B. The Doctrine of Res Judicata

Relevant to the case at hand is the doctrine of res judicata. Res judicata will bar litigation when: (1) the parties are identical or in privity; (2) the first suit proceeded to a final judgment on the merits; and (3) the second claim is based on the same set of transactional facts as the first. Ammex, Inc. v. United States, 334 F.3d 1052, 1055 (Fed. Cir. 2003). When completing a transactional facts analysis, courts must evaluate whether the “same nucleus of operative facts” are present in both claims. Ammex, Inc., 334 F.3d at 1056. A transactional fact analysis gives “‘weight to such considerations as whether the facts are related in time, space, origin, or motivation . . . .’” Phillips/May Corp. v. United States, 524 F.3d 1264, 1271 (Fed. Cir. 2008) (quoting Restatement (Second) Judgments § 24(2) (1982)).

III. DISCUSSION

2 The Government argues that Plaintiff’s complaint is barred by the doctrine of res judicata because all three elements of the test for res judicata are met here. 3 ECF No. 6 at 10. Plaintiff does not dispute that the first two elements are met here, as the parties are identical, and the first suit proceeded to a final judgment on the merits. ECF No. 9 at 8. Thus, the dispute at issue here is whether the current claim is based on the same set of transactional facts that were adjudicated in Plaintiff’s 2021 complaint. ECF No. 9 at 8. The Government argues that the operative facts in this case are identical to those alleged in Plaintiff’s 2021 complaint, and therefore Plaintiff’s complaint is barred by res judicata. For the reasons explained below, the Court agrees with the Government.

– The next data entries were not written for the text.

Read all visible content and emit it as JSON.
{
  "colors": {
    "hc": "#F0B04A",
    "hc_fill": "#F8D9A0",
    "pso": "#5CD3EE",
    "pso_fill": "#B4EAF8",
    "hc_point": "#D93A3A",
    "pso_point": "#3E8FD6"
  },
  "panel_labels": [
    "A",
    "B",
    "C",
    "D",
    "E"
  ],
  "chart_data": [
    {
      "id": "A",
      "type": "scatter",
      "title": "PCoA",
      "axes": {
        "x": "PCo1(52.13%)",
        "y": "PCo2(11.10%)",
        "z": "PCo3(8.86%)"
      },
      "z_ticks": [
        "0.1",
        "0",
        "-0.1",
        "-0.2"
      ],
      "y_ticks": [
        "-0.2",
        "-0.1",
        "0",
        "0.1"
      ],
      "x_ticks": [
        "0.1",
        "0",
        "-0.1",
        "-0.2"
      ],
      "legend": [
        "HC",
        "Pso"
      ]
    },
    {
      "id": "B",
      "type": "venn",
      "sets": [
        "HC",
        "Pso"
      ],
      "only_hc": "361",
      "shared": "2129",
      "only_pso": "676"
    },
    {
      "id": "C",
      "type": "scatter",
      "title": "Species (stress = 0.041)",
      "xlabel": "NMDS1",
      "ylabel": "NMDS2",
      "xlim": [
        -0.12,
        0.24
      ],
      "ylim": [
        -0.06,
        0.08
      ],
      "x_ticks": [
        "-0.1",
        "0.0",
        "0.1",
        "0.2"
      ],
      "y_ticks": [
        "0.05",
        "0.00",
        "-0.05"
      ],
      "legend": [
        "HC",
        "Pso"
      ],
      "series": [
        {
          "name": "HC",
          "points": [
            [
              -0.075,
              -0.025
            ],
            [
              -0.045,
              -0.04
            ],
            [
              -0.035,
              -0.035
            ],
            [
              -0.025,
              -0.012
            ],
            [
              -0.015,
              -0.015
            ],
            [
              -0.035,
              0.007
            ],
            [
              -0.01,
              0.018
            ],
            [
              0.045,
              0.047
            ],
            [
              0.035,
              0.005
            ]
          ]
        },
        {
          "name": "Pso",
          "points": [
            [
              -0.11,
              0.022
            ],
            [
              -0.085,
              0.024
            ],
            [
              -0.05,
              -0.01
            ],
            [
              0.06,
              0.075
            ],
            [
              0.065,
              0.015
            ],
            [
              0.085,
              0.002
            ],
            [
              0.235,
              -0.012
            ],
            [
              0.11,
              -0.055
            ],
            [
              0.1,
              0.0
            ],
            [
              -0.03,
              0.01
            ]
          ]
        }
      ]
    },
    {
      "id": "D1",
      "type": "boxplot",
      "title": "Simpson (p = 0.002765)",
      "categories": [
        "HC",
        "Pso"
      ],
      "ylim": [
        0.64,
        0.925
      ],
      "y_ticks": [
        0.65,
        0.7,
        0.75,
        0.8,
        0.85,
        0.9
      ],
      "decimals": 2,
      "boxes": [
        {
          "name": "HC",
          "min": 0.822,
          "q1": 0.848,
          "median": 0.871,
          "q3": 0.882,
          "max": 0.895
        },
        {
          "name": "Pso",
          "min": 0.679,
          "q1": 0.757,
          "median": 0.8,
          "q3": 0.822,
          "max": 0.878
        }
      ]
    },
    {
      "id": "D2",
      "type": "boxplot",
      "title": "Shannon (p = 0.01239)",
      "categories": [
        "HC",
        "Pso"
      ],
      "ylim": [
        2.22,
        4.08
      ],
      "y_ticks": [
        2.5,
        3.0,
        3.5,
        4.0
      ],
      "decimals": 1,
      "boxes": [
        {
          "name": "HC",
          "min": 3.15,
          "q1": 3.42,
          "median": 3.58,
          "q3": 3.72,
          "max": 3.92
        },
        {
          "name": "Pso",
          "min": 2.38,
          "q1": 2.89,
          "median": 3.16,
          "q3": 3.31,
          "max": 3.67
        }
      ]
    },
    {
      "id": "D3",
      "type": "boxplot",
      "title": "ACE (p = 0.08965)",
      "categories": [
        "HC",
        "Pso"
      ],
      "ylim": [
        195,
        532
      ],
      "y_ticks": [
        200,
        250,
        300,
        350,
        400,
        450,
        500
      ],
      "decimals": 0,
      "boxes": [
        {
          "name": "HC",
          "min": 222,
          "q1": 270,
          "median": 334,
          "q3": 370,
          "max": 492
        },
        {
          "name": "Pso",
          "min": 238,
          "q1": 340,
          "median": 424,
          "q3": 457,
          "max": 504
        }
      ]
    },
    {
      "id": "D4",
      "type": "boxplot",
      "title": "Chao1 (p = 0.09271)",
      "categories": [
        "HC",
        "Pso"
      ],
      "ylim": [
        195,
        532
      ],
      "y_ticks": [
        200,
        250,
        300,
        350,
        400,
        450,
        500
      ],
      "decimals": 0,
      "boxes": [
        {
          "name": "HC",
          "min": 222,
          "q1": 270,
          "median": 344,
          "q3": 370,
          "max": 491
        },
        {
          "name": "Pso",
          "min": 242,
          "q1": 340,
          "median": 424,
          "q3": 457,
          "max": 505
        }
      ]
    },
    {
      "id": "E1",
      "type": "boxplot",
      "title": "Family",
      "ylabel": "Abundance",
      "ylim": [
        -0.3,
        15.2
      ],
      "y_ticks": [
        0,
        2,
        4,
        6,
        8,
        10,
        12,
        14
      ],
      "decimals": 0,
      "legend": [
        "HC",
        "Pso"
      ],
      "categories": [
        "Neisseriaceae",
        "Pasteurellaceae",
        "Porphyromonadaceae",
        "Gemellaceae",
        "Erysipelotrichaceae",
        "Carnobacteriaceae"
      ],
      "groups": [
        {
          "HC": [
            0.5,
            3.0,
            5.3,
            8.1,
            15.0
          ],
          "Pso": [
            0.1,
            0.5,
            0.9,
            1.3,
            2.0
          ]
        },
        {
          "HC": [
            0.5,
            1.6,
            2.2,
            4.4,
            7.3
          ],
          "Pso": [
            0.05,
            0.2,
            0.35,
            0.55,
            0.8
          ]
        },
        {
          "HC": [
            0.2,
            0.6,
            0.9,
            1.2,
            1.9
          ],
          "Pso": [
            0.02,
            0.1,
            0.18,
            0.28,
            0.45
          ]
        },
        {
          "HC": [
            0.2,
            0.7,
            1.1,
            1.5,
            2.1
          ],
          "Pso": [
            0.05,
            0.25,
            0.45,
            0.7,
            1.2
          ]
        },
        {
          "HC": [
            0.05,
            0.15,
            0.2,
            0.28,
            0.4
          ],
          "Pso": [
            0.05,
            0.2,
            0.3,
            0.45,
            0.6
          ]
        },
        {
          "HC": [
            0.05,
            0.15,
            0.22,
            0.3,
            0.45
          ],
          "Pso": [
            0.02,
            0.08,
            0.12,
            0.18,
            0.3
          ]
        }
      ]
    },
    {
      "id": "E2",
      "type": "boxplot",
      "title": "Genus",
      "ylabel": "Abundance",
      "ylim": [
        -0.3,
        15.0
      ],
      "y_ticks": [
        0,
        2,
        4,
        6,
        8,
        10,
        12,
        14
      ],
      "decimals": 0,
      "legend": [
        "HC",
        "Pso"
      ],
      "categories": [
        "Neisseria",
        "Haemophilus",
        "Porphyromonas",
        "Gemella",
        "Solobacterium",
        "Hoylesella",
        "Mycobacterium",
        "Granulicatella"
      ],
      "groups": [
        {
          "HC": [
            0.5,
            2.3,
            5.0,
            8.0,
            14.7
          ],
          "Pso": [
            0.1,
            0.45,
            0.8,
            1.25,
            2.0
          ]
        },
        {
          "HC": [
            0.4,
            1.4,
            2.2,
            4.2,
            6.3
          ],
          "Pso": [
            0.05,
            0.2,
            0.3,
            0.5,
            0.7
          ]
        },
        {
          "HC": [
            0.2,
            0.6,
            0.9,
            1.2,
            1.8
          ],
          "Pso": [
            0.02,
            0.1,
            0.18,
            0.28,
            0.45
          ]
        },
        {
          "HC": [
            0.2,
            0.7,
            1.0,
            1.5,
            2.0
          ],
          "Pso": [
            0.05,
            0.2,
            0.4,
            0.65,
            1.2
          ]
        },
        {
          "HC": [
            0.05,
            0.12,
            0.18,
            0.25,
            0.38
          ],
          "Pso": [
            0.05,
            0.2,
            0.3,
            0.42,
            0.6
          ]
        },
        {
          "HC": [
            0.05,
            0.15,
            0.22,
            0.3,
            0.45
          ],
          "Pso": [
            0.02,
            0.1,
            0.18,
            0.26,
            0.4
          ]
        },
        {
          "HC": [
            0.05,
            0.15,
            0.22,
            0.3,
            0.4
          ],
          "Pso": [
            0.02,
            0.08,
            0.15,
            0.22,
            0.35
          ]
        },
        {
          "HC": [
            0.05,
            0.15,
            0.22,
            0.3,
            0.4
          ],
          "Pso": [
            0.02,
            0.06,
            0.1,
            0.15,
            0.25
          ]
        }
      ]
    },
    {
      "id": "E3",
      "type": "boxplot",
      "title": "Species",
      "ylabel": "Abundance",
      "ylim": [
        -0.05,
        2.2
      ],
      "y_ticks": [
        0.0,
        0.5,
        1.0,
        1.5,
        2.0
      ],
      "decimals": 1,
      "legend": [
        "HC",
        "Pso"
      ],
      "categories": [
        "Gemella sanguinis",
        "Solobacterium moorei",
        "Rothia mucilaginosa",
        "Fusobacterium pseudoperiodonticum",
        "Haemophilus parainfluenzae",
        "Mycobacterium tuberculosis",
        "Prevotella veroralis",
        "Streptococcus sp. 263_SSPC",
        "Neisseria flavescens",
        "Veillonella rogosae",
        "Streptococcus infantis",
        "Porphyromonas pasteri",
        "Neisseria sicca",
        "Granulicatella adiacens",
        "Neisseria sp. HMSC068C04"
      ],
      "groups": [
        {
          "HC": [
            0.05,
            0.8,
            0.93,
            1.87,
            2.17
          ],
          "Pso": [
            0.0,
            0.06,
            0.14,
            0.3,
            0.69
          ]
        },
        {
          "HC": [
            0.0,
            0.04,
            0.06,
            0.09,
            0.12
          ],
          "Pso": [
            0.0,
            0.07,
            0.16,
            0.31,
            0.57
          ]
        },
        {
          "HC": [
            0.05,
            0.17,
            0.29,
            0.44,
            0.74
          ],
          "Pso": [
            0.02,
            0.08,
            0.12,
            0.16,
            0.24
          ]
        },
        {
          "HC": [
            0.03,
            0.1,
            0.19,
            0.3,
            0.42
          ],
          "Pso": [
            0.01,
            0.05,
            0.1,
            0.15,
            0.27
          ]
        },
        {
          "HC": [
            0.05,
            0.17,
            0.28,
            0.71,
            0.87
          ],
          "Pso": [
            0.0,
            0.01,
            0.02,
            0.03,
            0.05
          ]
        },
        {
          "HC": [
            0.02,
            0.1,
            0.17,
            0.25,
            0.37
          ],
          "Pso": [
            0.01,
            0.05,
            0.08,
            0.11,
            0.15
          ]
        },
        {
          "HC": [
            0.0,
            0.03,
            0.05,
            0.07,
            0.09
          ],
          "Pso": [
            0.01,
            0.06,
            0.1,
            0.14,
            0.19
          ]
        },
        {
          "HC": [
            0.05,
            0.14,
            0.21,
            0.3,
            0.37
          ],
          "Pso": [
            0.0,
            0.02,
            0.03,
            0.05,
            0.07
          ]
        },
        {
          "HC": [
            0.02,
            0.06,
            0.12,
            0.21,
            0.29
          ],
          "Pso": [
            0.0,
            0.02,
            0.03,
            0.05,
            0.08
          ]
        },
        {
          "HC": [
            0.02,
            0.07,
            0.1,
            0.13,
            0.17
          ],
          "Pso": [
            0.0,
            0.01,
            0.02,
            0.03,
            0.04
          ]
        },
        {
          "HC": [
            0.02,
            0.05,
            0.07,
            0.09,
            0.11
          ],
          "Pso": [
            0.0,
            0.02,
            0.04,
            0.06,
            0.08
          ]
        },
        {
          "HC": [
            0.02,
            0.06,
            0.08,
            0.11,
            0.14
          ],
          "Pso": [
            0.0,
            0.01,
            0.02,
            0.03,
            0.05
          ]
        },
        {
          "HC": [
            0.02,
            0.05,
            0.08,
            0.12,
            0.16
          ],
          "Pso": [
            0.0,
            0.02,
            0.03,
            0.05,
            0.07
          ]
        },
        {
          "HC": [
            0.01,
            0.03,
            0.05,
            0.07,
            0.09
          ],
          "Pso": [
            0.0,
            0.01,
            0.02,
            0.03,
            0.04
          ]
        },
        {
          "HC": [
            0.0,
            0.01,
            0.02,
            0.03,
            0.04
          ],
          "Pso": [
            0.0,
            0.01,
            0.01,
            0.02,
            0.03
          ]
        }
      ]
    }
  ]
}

First, the property at issue in both complaints is the same. In both cases, Plaintiff alleges that the property, which is the subject of its takings claim, is located “in Powder River County, Montana, in Townships 3 and 4 South, Range 45 East, approximately five miles southeast of where Otter Creek flows into the Tongue River.” Compare 2021 Compl. ¶ 7 with Compl. ¶ 38; see also ECF No. 2 at 2 (admitting that both cases concern the same property). Thus, it is clear that the property at issue is the same in both complaints.

Further, in both complaints, the facts are the same: (1) Plaintiff entered coal leases with Arch Coal, following which an affiliate of Arch Coal developed a mining plan and sought a permit from MDEQ. 2021 Compl. ¶¶ 11, 14, 17; Compl. ¶ 41; (2) Then, MDEQ determined that the proposed mining would interfere with an AVF and therefore certain coal could not be mined. 2021 Compl. ¶¶ 20–22; Compl. ¶¶ 42, 60; (3) As a result, Plaintiff alleges that it cannot mine about 311 million tons of its coal. 2021 Compl. ¶ 23; Compl. ¶ 42; (4) Plaintiff alleges damages in the amount of more than $1 billion. 2021 Compl. ¶ 24; Compl. ¶ 65.

Moreover, in both complaints, Plaintiff sought the same relief.